In triangle ABC, D, E and F are respectively the mid-points of sides AB, BC, CA show that triangle - Maths - Quadrilaterals

Question

In triangle ABC, D, E and F are respectively the mid-points of
sides AB, BC, CA show that triangle ABC is divided into four
congruent triangles by joining D, E, and F

Poonam Mittal · Accepted Answer

Given that D, E and F are the mid points of sides AB, BC, CA respectively.

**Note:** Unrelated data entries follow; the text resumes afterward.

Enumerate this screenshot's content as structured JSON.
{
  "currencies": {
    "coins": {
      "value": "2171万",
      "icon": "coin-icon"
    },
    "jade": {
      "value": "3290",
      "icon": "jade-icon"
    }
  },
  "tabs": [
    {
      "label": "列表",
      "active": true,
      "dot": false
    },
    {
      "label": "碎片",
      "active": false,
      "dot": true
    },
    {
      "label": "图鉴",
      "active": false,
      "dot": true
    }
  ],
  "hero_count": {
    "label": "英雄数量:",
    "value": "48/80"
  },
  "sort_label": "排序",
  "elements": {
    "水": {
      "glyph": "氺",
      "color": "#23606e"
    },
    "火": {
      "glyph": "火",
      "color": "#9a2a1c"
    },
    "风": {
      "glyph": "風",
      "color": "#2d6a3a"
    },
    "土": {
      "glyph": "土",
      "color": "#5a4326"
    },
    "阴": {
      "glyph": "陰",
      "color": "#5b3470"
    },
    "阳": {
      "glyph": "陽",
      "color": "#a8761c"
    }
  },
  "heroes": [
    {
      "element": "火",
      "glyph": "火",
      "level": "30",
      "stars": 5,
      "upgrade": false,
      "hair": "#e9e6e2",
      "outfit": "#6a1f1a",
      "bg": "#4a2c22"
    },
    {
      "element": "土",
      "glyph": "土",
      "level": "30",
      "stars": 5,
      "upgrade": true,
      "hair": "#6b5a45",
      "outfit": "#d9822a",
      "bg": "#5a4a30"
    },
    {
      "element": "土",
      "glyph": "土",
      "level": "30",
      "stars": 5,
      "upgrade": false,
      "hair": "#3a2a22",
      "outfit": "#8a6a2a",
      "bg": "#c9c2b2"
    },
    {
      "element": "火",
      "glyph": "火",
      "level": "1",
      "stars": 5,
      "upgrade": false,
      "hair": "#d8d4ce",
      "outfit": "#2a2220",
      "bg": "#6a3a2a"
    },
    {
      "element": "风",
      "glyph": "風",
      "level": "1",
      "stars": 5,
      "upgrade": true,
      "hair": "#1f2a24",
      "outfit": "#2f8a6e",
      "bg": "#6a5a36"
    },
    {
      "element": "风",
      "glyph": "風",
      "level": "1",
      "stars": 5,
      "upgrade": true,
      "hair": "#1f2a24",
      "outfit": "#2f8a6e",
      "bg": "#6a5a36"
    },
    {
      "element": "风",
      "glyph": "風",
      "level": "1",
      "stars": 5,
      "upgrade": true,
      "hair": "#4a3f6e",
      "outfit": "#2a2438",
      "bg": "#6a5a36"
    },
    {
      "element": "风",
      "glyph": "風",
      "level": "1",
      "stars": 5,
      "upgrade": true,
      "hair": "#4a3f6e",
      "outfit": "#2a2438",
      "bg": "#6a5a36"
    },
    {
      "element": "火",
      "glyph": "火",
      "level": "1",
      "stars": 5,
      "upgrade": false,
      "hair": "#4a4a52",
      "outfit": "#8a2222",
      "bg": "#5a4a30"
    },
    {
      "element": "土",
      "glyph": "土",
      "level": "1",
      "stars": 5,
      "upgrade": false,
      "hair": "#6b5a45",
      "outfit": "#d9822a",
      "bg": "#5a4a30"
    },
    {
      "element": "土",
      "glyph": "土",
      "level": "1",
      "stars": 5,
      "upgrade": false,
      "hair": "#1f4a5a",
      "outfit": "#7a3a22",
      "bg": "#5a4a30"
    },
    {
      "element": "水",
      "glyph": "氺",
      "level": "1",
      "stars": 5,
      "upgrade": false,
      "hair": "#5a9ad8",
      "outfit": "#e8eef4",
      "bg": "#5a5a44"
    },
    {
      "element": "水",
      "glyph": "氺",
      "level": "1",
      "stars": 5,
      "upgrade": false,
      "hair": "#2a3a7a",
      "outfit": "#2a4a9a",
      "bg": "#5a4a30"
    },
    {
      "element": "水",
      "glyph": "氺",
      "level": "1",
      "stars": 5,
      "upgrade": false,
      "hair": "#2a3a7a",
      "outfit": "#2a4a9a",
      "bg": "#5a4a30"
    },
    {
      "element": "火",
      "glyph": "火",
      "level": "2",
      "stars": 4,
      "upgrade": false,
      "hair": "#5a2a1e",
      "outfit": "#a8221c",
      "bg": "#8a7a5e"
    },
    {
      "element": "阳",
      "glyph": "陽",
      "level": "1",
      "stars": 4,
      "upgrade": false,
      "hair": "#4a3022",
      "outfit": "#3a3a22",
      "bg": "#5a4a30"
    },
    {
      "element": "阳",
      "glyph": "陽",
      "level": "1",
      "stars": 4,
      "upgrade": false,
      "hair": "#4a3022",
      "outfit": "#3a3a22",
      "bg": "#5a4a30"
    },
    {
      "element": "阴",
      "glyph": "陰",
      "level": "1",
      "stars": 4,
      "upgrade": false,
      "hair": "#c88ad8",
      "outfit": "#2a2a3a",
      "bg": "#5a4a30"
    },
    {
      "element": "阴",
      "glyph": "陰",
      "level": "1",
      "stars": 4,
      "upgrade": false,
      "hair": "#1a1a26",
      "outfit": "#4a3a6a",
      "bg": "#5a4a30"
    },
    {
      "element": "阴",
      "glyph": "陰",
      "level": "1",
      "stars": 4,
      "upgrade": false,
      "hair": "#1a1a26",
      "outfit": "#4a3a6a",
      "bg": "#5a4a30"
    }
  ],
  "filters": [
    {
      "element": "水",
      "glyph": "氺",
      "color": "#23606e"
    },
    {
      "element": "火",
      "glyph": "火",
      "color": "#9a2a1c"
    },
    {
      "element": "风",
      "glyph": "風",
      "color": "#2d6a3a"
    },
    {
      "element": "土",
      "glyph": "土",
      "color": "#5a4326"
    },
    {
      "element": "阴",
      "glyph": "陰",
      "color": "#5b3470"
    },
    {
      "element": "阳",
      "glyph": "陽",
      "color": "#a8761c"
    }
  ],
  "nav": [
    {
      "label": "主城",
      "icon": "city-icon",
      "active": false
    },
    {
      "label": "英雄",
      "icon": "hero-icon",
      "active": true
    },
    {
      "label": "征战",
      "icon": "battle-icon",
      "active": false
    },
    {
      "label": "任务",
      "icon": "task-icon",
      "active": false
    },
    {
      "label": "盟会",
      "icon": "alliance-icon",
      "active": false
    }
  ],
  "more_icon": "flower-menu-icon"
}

To show: ΔABC is divided into four congruent triangles

$i.e. Δ BDE ≅ Δ DEF ≅ Δ CEF ≅ Δ ADF$

Proof: D is the mid point of AB

F is the mid point of AC.

∴DF||BC (By mid point theorem)

⇒DF||BE ......(1)

also E is the mid point of BC

and F is the mid point of AC.

∴EF||AB (By mid point theorem)

⇒EF||DB ......(2)

By (1) & (2)

BEFD is a parallelogram

⇒ΔBDE $≅$ ΔDEF (Since diagonal of a parallelogram divides it into two congruent triangles) ......(3)

Similarly

ΔDEF $≅$ ΔCEF ......(4)

ΔDEF $≅$ ΔADF ......(5)

By (3), (4) & (5)

We have,

$Δ BDE ≅ Δ DEF ≅ Δ CEF ≅ Δ ADF$

Hence proved

In triangle ABC, D, E and F are respectively the mid-points of sides AB, BC, CA. show that triangle ABC is divided into four congruent triangles by joining D, E, and F.